Posted at 3:35 PM on July 6, 2011
by Catharine Richert
This afternoon, Gov. Mark Dayton made two new offers to end the budget impasse.
In a letter to Republican legislative leaders, Dayton said he was willing to end the shutdown as early as today by passing a "lights on" bill that would give lawmakers time to put together and pass a final budget deal.
But Republicans rejected his plan because it increases taxes, according to an Associated Press report.
According to the letter, Dayton would be willing to raise taxes temporarily on Minnesotans making more than $1 million annually for $520 million in additional revenue over the next two years, and combine that with $300 million in increased health care surcharges, $100 million in tax reforms, and an additional school payment shift worth $490 million.
Alternatively, Dayton would be willing to drop is income tax hike, and increase taxes on a pack of cigarettes by $1 for a total of $283 million in new revenue, and approve a $700 million school aid shift, among other things.
I posted this list of possible revenue options earlier, but it's worth a second look now.
In the letter, Dayton wrote that he prefers the first option because it "is by far the better solution for Minnesota."
We're working to get his letter up online, and I'll update this post when we do.
You can read Dayton's letter here.
Thank you for posting Governor Dayton's letter, complete and unfiltered. I believe the Governor has gone above and beyond in his efforts to reach a budget resolution and I applaud his statesmanship in carrying out his duties on behalf of the citizens of our state.
The governors letter gets high marks for tone, and on the surface it reads well, but it doesn't really do anything to reduce the size of government, which seems to be the real problem here.
I had read the governors first list of non-essential services, and the majority of those seemed completely unneeded.
How about we consider the following proposal. We commit to shutting the government down for six more months, and in that time we ask that all parties receiving government funds go to court to prove they are an essential service worth the tax burden they impose on citizens.

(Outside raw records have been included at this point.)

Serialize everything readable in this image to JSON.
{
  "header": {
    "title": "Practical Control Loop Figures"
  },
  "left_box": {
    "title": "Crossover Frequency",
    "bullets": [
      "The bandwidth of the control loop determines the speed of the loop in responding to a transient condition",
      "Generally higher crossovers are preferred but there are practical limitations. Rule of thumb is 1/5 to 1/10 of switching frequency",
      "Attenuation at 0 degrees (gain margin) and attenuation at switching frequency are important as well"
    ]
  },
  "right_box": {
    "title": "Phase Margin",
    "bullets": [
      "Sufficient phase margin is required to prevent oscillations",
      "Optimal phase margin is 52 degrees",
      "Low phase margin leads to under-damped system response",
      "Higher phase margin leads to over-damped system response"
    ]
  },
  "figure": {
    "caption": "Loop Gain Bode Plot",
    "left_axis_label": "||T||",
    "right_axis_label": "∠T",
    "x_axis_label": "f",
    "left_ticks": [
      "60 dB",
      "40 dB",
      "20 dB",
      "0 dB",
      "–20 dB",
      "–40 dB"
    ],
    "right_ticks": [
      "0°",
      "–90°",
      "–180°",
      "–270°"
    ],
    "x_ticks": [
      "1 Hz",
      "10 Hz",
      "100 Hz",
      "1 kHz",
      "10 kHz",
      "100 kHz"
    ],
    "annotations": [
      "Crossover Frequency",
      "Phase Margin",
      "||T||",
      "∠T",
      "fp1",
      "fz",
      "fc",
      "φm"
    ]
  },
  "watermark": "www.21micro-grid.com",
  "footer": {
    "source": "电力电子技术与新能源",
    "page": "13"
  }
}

At the end of the six months, the agencies that could not prove they should exist should simply be left shut down.
I'm guessing that would make balancing the budget pretty easy.
Mr. Schumacher, That's the most ridiculous idea I've hear yet! The shutdown is costing tax payers hundred's of thousands of dollars per day as it is, not to mentioned the terrible fallout to businesses and the economy. The republicans need to compromise and stop whining!
Yeah right - here's the offer - taxes - taxes - and more taxes....
So typical of Democrats - when they win elections, they consider it a mandate to grow government, when they lose elections, they shut government down until the opposition finally give in, or give up.
This is not governance, it's political campaigning.
The duly elected legislature passed a balanced budget which increases spending by 6%. This is more than enough, especially in a recession.
Dayton's "offers" are nothing but a part of a cynical and politically motivated DFL strategy to win back the legislature in 2012.
While there is nothing inherently wrong with trying to win back the power they consider theirs by right, that is no excuse for shutting down the government. In fact, it's a dereliction of duty on the part of the governor.
Dayton's repeated failure to perform his required duties could be construed as nonfeasance as defined by M.S. 211c.01 subd.3. In which case, he would be subject to recall.